Там, где во время этого ужасного бедствия раздавались хрипение и стоны, теперь царила тишина. Дорога в ложбине была доверху забита трупами лошадей и всадников. Жуткое зрелище! Откосы исчезли. Трупы сравняли дорогу с полем и лежали вровень с краями ложбины, как утрясенный четверик ячменя. Груда мертвецов на более возвышенной части, река крови в низменной — такова была эта дорога вечером 18 июня 1815 года. Кровь текла даже через Нивельское шоссе, образуя огромную лужу перед засекой, преграждавшей шоссе в том месте, на которое до сей поры обращают внимание путешественников. Как помнит читатель, кирасиры обрушились в овраг оэнской дороги с противоположной стороны — со стороны Женапского шоссе. Количество трупов на дороге зависело от большей или меньшей ее глубины. Около середины, где дорога становилась ровной и где прошла дивизия Делора, слой мертвых тел был тоньше.

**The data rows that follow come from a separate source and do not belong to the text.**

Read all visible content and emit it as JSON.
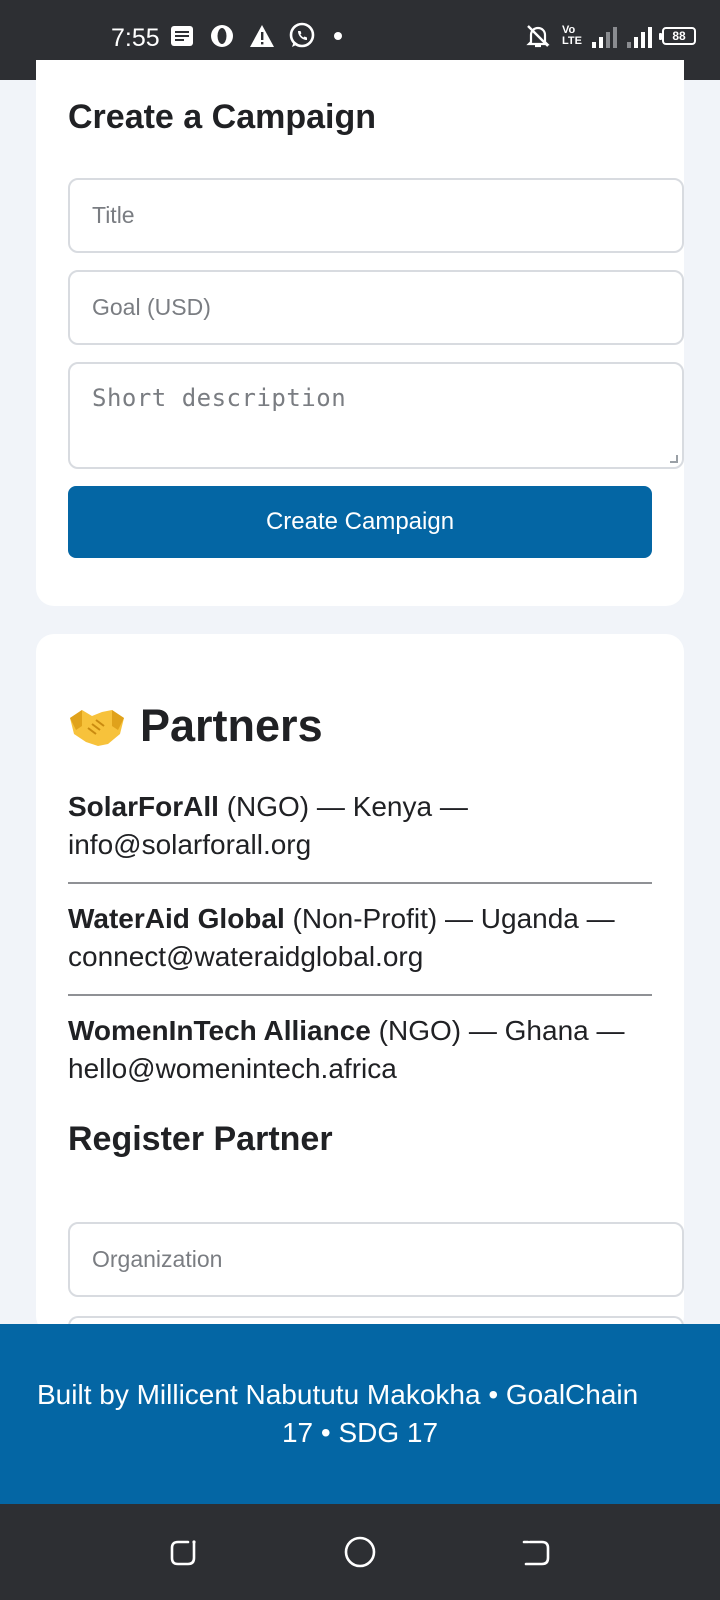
{
  "status_bar": {
    "time": "7:55",
    "network_top": "Vo",
    "network_bottom": "LTE",
    "network_gen": "4G",
    "battery": "88"
  },
  "campaign_form": {
    "heading": "Create a Campaign",
    "title_placeholder": "Title",
    "goal_placeholder": "Goal (USD)",
    "description_placeholder": "Short description",
    "submit_label": "Create Campaign"
  },
  "partners": {
    "emoji": "🤝",
    "heading": "Partners",
    "items": [
      {
        "name": "SolarForAll",
        "details": " (NGO) — Kenya — info@solarforall.org"
      },
      {
        "name": "WaterAid Global",
        "details": " (Non-Profit) — Uganda — connect@wateraidglobal.org"
      },
      {
        "name": "WomenInTech Alliance",
        "details": " (NGO) — Ghana — hello@womenintech.africa"
      }
    ],
    "register_heading": "Register Partner",
    "organization_placeholder": "Organization"
  },
  "footer": {
    "line1": "Built by Millicent Nabututu Makokha • GoalChain",
    "line2": "17 • SDG 17"
  },
  "colors": {
    "primary": "#0466a4",
    "background": "#f1f4f9",
    "system_bar": "#2d2f33"
  }
}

Ночной бродяга, которого мы видели мельком, шел в этом направлении. Он рылся в этой огромной могиле. Он разглядывал ее. Он делал отвратительный смотр мертвецам. Он шагал по крови.
Вдруг он остановился.
В нескольких шагах от него, на дороге, там, где кончалось нагромождение трупов, из-под груды лошадиных и человеческих останков выступала рука, освещенная луной.

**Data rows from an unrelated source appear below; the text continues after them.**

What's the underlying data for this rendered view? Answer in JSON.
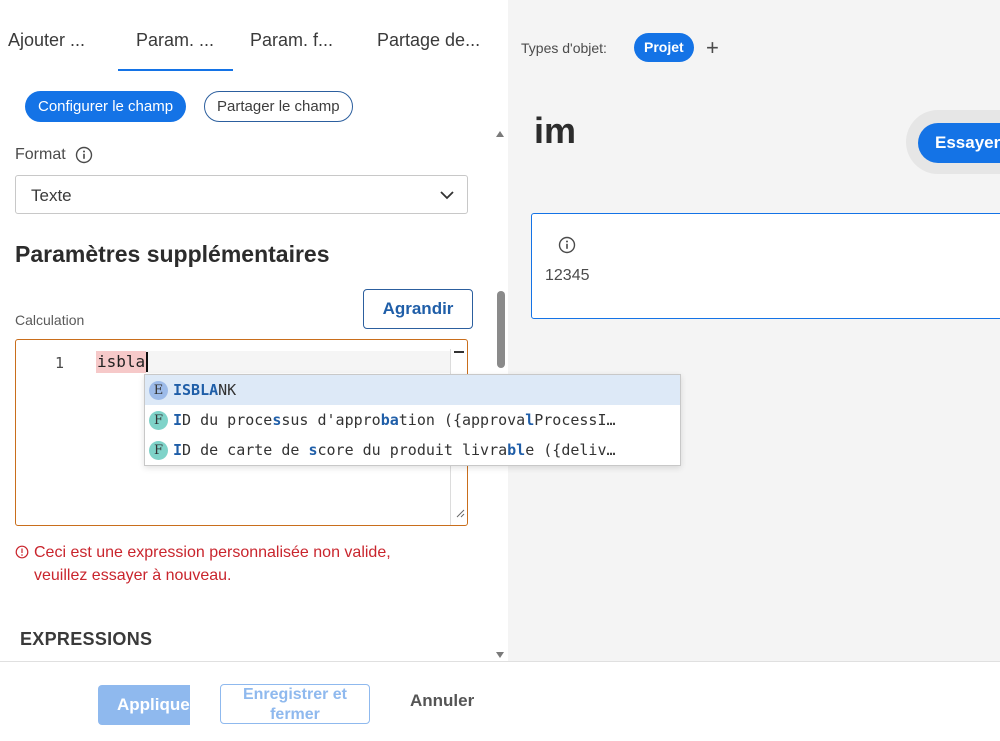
{
  "tabs": [
    {
      "label": "Ajouter ..."
    },
    {
      "label": "Param. ..."
    },
    {
      "label": "Param. f..."
    },
    {
      "label": "Partage de..."
    }
  ],
  "actions": {
    "configure_label": "Configurer le champ",
    "share_label": "Partager le champ"
  },
  "format": {
    "label": "Format",
    "value": "Texte"
  },
  "section_title": "Paramètres supplémentaires",
  "calculation": {
    "label": "Calculation",
    "expand_label": "Agrandir",
    "line_number": "1",
    "code": "isbla"
  },
  "autocomplete": {
    "items": [
      {
        "badge": "E",
        "kind": "expression",
        "selected": true,
        "parts": [
          {
            "t": "ISBLA",
            "m": true
          },
          {
            "t": "NK",
            "m": false
          }
        ]
      },
      {
        "badge": "F",
        "kind": "field",
        "selected": false,
        "parts": [
          {
            "t": "I",
            "m": true
          },
          {
            "t": "D du proce",
            "m": false
          },
          {
            "t": "s",
            "m": true
          },
          {
            "t": "sus d'appro",
            "m": false
          },
          {
            "t": "ba",
            "m": true
          },
          {
            "t": "tion ({approva",
            "m": false
          },
          {
            "t": "l",
            "m": true
          },
          {
            "t": "ProcessI…",
            "m": false
          }
        ]
      },
      {
        "badge": "F",
        "kind": "field",
        "selected": false,
        "parts": [
          {
            "t": "I",
            "m": true
          },
          {
            "t": "D de carte de ",
            "m": false
          },
          {
            "t": "s",
            "m": true
          },
          {
            "t": "core du produit livra",
            "m": false
          },
          {
            "t": "bl",
            "m": true
          },
          {
            "t": "e ({deliv…",
            "m": false
          }
        ]
      }
    ]
  },
  "error_message": "Ceci est une expression personnalisée non valide, veuillez essayer à nouveau.",
  "expressions_title": "EXPRESSIONS",
  "preview": {
    "types_label": "Types d'objet:",
    "object_type_chip": "Projet",
    "add_icon": "plus-icon",
    "title": "im",
    "try_label": "Essayer",
    "field_value": "12345"
  },
  "footer": {
    "apply_label": "Appliquer",
    "save_close_label": "Enregistrer et fermer",
    "cancel_label": "Annuler"
  },
  "colors": {
    "accent": "#1473e6",
    "error": "#c9252d",
    "editor_error_border": "#c96e1c",
    "disabled_accent": "#8fb9ee"
  }
}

На одном из пальцев этой руки что-то блестело; то был золотой перстень.
Бродяга нагнулся, присел на корточки, а когда встал, то перстня на пальце уже не было.
Собственно, он не встал — он остался на коленях, в неловкой позе оторопевшего человека, спиной к мертвецам, всматриваясь в даль, всей тяжестью тела навалившись на пальцы, которыми упирался в землю, настороженный, с приподнятой над краем рва головой. Повадки шакала вполне уместны при совершении некоторых действий.

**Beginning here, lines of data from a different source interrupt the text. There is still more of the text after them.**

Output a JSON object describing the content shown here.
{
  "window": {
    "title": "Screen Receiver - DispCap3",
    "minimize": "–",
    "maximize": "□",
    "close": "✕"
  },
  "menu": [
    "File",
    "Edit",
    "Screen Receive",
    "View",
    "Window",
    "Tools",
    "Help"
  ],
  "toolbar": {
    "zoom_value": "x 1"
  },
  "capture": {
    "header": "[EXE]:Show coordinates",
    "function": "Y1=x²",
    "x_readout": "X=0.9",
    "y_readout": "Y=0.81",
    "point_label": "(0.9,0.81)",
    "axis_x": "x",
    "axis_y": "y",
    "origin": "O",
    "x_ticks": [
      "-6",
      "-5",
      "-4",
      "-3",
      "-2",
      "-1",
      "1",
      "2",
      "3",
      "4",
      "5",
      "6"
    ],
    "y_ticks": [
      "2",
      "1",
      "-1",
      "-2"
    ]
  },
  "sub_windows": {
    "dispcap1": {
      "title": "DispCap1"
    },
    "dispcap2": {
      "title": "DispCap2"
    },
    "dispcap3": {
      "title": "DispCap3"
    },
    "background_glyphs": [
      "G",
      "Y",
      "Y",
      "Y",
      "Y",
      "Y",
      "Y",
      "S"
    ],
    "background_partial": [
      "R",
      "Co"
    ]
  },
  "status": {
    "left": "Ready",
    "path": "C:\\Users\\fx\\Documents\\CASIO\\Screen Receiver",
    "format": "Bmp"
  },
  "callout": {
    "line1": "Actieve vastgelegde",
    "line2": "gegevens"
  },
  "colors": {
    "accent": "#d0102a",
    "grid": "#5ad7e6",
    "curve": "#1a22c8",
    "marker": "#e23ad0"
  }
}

Затем он выпрямился, но тут же подскочил на месте. Он почувствовал, как кто-то ухватил его сзади. Он оглянулся. Вытянутые пальцы руки сжались, вцепившись в полу его шинели.
Честный человек испугался бы, а этот ухмыльнулся.
— Гляди-ка! — сказал он. — Это, оказывается, покойничек! Ну, мне куда милей выходец с того света, чем жандарм!
Рука между тем ослабела и выпустила его. Усилие не может быть длительным в могиле.
— Вот оно что! — пробормотал бродяга. — Мертвец-то жив! Ну-ка, посмотрим!
Он снова наклонился, разбросал кучу, отвалил то, что мешало, ухватился за руку, высвободил голову, вытащил тело и спустя несколько минут поволок по дороге во тьме если не бездыханного, то во всяком случае потерявшего сознание человека. Это был кирасир, офицер и даже, как видно, в высоком чине: из-под кирасы виднелся толстый золотой эполет; каски на нем не было. Глубокая рана от удара саблей пересекала лицо, залитое кровью. Впрочем, руки и ноги, по-видимому, у него остались целы благодаря тому, что по какой-то счастливой, если только это слово здесь подходит, случайности мертвецы образовали над ним что-то вроде свода, предохранившего его от участи быть раздавленным. Глаза его были сомкнуты.
На кирасе у него висел серебряный крест Почетного легиона.
Бродяга сорвал его, и крест тут же исчез в одном из тайников его шинели.